Italienische serie a: wer flog vom platz? karten-check nach dem 35. spieltag

Rom hat sich gegen Florenz durchgesetzt, aber das war nicht die einzige Schlagzeile im italienischen Fußball. Nach dem 35. Spieltag der Serie A gibt es eine ganze Reihe von verhängnisvollen Karten, die Spieler und Trainer gleichermaßen betrafen. Eine Übersicht, wer sich einsehen muss – und wer frühzeitig duschen durfte.

Die ampelkarte für tomori: fehlentscheidung oder gerechte strafe?

Die ampelkarte für tomori: fehlentscheidung oder gerechte strafe?

Die Partie zwischen Mailand und Sassuolo endete zwar mit einem Sieg der Rossoneri, doch der Sieg wurde getrübt durch den Platzverweis für Verteidiger Fikayo Tomori. Zwei gelbe Karten innerhalb kurzer Zeit beendeten seinen Einsatz und ließen Milan am Ende des Spiels etwas wackliger dastehen. War die Entscheidung des Schiedsrichters korrekt? Die Diskussionen in den italienischen Medien sind in vollem Gange.

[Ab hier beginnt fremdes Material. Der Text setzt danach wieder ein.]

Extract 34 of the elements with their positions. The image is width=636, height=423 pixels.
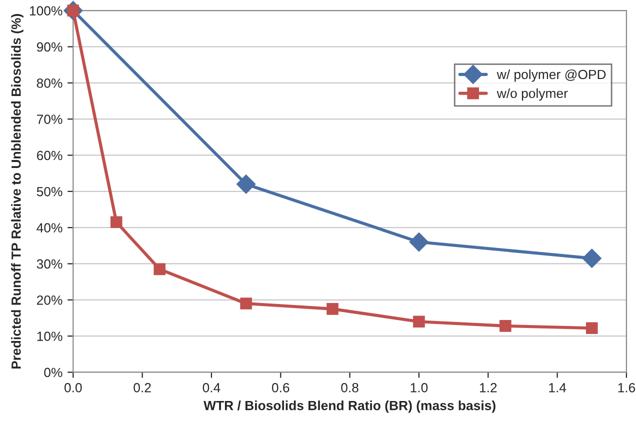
legend-label: w/ polymer @OPD <box>496 69 606 82</box>
point <box>413 316 425 328</box>
point <box>154 263 166 276</box>
point <box>240 298 252 310</box>
point <box>236 174 256 194</box>
point <box>110 216 122 228</box>
point <box>586 322 598 334</box>
y-tick-label: 50% <box>36 186 62 196</box>
x-tick-label: 1.0 <box>410 383 428 392</box>
y-tick-label: 90% <box>36 42 62 52</box>
y-tick-label: 70% <box>36 114 62 124</box>
point <box>582 248 602 268</box>
x-tick-label: 0.6 <box>272 383 290 392</box>
x-axis-title: WTR / Biosolids Blend Ratio (BR) (mass basis) <box>204 400 496 413</box>
y-axis-title: Predicted Runoff TP Relative to Unblended Biosolids (%) <box>11 14 24 369</box>
x-tick-label: 0.0 <box>64 383 82 392</box>
y-tick-label: 60% <box>36 150 62 160</box>
y-tick-label: 80% <box>36 78 62 88</box>
y-tick-label: 40% <box>36 223 62 232</box>
point <box>326 303 338 315</box>
y-tick-label: 100% <box>30 6 62 16</box>
x-tick-label: 0.4 <box>202 383 220 392</box>
y-tick-label: 0% <box>44 368 62 378</box>
x-tick-label: 0.2 <box>134 383 151 392</box>
x-tick-label: 0.8 <box>341 383 358 392</box>
point <box>409 232 428 252</box>
y-tick-label: 20% <box>36 295 62 305</box>
y-tick-label: 10% <box>37 332 62 341</box>
x-tick-label: 1.4 <box>549 383 566 392</box>
point <box>500 320 512 332</box>
x-tick-label: 1.6 <box>618 383 636 392</box>
legend-label: w/o polymer <box>496 88 568 101</box>
x-tick-label: 1.2 <box>480 383 497 392</box>
y-tick-label: 30% <box>36 259 62 269</box>
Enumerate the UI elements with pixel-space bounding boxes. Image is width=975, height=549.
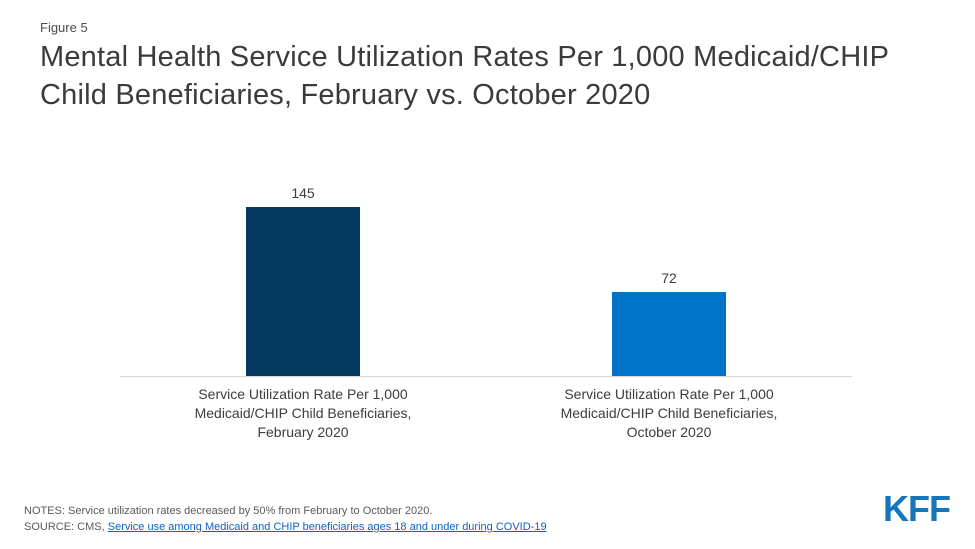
source-prefix: SOURCE: CMS,: [24, 521, 108, 533]
bar-value-label: 145: [291, 185, 315, 201]
category-label-october: Service Utilization Rate Per 1,000 Medic…: [560, 386, 778, 440]
page-title: Mental Health Service Utilization Rates …: [40, 41, 889, 111]
plot-area: 145 72: [120, 180, 852, 377]
bar-february: [246, 207, 360, 376]
bar-group-february: 145: [120, 180, 486, 376]
footer-notes: NOTES: Service utilization rates decreas…: [24, 503, 547, 535]
kff-logo[interactable]: KFF: [883, 488, 951, 529]
bar-october: [612, 292, 726, 376]
bar-value-label: 72: [661, 270, 677, 286]
category-label-february: Service Utilization Rate Per 1,000 Medic…: [194, 386, 412, 440]
category-labels: Service Utilization Rate Per 1,000 Medic…: [120, 377, 852, 442]
figure-label: Figure 5: [40, 20, 88, 35]
header: Figure 5 Mental Health Service Utilizati…: [0, 0, 975, 114]
bar-chart: 145 72 Service Utilization Rate Per 1,00…: [120, 180, 852, 442]
source-line: SOURCE: CMS, Service use among Medicaid …: [24, 519, 547, 535]
notes-line: NOTES: Service utilization rates decreas…: [24, 505, 433, 517]
bar-group-october: 72: [486, 180, 852, 376]
source-link[interactable]: Service use among Medicaid and CHIP bene…: [107, 521, 547, 533]
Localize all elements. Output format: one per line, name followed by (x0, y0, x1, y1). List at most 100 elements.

Neben Tomori sahen im Laufe des Spieltags zahlreiche weitere Akteure die gelbe Karte. Allen voran Ederson und Krstovic von Atalanta, Helland und Castro vom Bologna, Adopo von Cagliari, Ramon und Co. vom Como, Barbieri von Cremonese, Pongracic und Parisi von Florenz, Amorim von Genua, Zielinski von Inter, Locatelli von Juventus, Provstgaard und Tavares von Lazio, Cheddira und Pierotti von Lecce, Ricci und Loftus-Cheek vom Milan, Politano von Neapel, Caracciolo, Aebischer, Durosinmi und Meister von Pisa, Hermoso und El Shaarawy von Rom, Matic, Garcia, Walukiewicz, Fadera und Volpato von Sassuolo, Obrador von Turin, Kabasele von Udinese, Bernede, Frese und Gagliardini von Verona. Eine lange Liste, die zeigt, dass die Nervosität in der Schlussphase der Saison spürbar ist.

Trainer Fabregas vom Como musste sich ebenfalls notieren lassen und erhielt eine Verwarnung von den Offiziellen.

Die Tabelle der Platzverweise im Überblick:

  • Tomori (Milan)

Die kommenden Spiele werden zeigen, ob die verhängten Strafen die Teams spürbar beeinträchtigen. Vor allem für die Spieler, die nun eine Sperre absitzen müssen, bedeutet das eine zusätzliche Herausforderung für die restliche Saison. Die Spannung in der Serie A bleibt hoch – und die Schiedsrichter dürfen sich auf weitere hitzige Diskussionen einstellen.